While we crossed, my wife stood on the ferry deck, looking out at the river, smiling and sighing at the swallows circling the current. I told her that they were just after the bugs. She said she understood that, but they looked beautiful whatever they were doing, all right? I’ve long had trouble with people picking out some detail of the landscape and pretending it’s the whole story, as though, in this case, the blue light around those speeding birds could do anything to mask the desolation of the country north of the river, a land I traverse holding my nose.
I don’t think it’s by accident that Victo Ngai chose this paragraph to create the illustration for this story. It pretty much captures the narrator, a man who sees the world in one way, and figures everyone else either sees it the same way, or is just plain wrong.

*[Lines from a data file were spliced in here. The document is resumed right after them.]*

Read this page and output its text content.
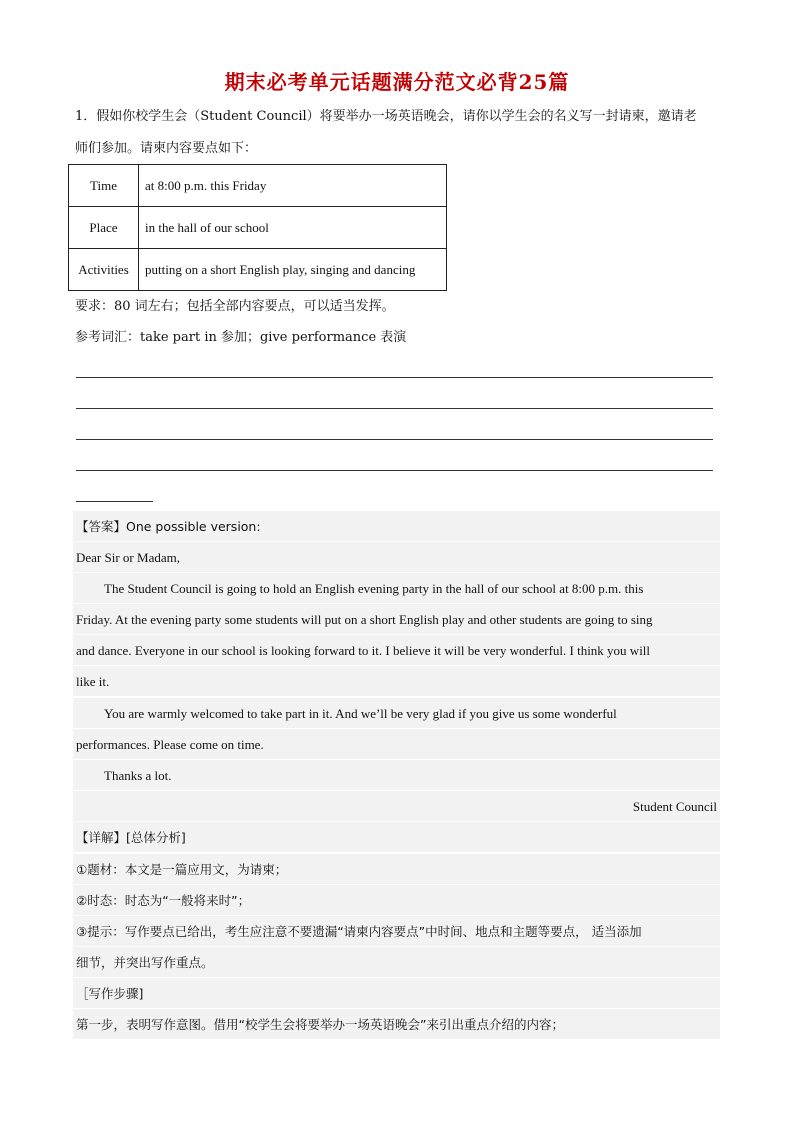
期末必考单元话题满分范文必背25篇
1．假如你校学生会（Student Council）将要举办一场英语晚会，请你以学生会的名义写一封请柬，邀请老
师们参加。请柬内容要点如下：
Time	at 8:00 p.m. this Friday
Place	in the hall of our school
Activities	putting on a short English play, singing and dancing
要求：80 词左右；包括全部内容要点，可以适当发挥。
参考词汇：take part in 参加；give performance 表演
【答案】One possible version:
Dear Sir or Madam,
The Student Council is going to hold an English evening party in the hall of our school at 8:00 p.m. this
Friday. At the evening party some students will put on a short English play and other students are going to sing
and dance. Everyone in our school is looking forward to it. I believe it will be very wonderful. I think you will
like it.
You are warmly welcomed to take part in it. And we’ll be very glad if you give us some wonderful
performances. Please come on time.
Thanks a lot.
Student Council
【详解】[总体分析]
①题材：本文是一篇应用文，为请柬；
②时态：时态为“一般将来时”；
③提示：写作要点已给出，考生应注意不要遗漏“请柬内容要点”中时间、地点和主题等要点， 适当添加
细节，并突出写作重点。
［写作步骤]
第一步，表明写作意图。借用“校学生会将要举办一场英语晚会”来引出重点介绍的内容；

It’s a very short story about a man and his wife visiting her parents’ ranch on the occasion of their 25th anniversary. It’s also not by accident that the story is told in first person from the man’s point of view; it’s really the only point of view that exists for him. The couple doesn’t talk much on the drive, but he narrates explanations of everything from their childlessness (“There were children everywhere, and we saw no reason to start our own brand. Young couples plunge into parenthood and about half the time they end up with some ghastly problem on their hands”), to their lack of interest in inheriting the ranch (“But even if my wife had had siblings she would not have been part of this sort of trouble, as she had never – at least, not since adolescence – wanted to pursue ranch life, rural life, agricultural life…. [s]he was very attached to the land; she just didn’t want to own it or do anything with it. Either did I”) to the hard, sad life of her parents (“The ranch was going to eat them alive, and they knew it. The fences would fall down; the cows would get out; the neighbors, old friends, would start to think of them as a problem”). And he assures us: “Once across this river, we’d be heading for a very sad story.” He doesn’t know the half of it.
He does recognize some difference of opinion, mostly in the area of finances:
The thing was that we were quite poor. We were both grade-school teachers, and owning a house had been the extent of our indulgences. We loved our house and our work and were suitably grateful for both, though Ellie felt that if I hadn’t been so hell-bent on retiring the mortgage we might have done a few more things for fun.
What was becoming a comfortable nest egg would have disappeared in jaunts to Belize or some other place, where Ellie could show more of the body she was so proud of to anyone and everyone.… She was going to have to settle for wiggling her butt in the school corridors until the inevitable day when the damn thing sagged.
That’s an interesting writer’s choice. If McGuane had made him completely tone-deaf to his wife, I don’t think the story would have the same pull; his character would be a caricature. So we’re left to wonder, does he not remember his wife’s disagreement on certain issues, or did she stop disagreeing with him a long time ago after seeing it did no good? Is his refusal to go to Belize out of jealousy (not wanting other men to see her butt on clear display at the beach) or just for the petty meanness of refusing her something and attaching a plausible reason to it? For that matter, why is it impossible that they did in fact agree on children and the ranch? I’m trying to figure that out; I feel a distinct implication that his speaking for her is more than the routine requirements of first-person narration, that he’s using the “domineering we” (sort of like a more domestic “royal we”) but I can’t pinpoint anything specific to indicate that.
I find the illustration paragraph especially significant because of his comment about people picking a detail of the landscape the focus on. When the twist finally comes, he focuses on ridiculous details: “What kind of idiot puts a casserole in a lunch pail?” This only echoes the bigger issue of his focus on his point of view, what he thinks, rather than what’s actually going on. It’s also pretty cool that in his Page-Turner interview, McGuane tells Deborah Treisman, “I’m a big fan of synecdoche!” I’m just as big a fan of clever, and there’s no escaping that the title plays on that particular figure of speech.
It’s a very simple story, and you can see the end coming miles away, but it’s very well done nonetheless, not for the surprise of the twist, but for the astute, if brief, behavioral portrait of the character’s narcissism. In this way it reminds me a bit of “The Widow’s Cruse,” another story about a man who felt he knew a woman’s mind, and found out, to his surprise, that he was wrong.
This feels like the most intricate McGuane story I’ve read so far. Then again, maybe I’m just getting better at reading.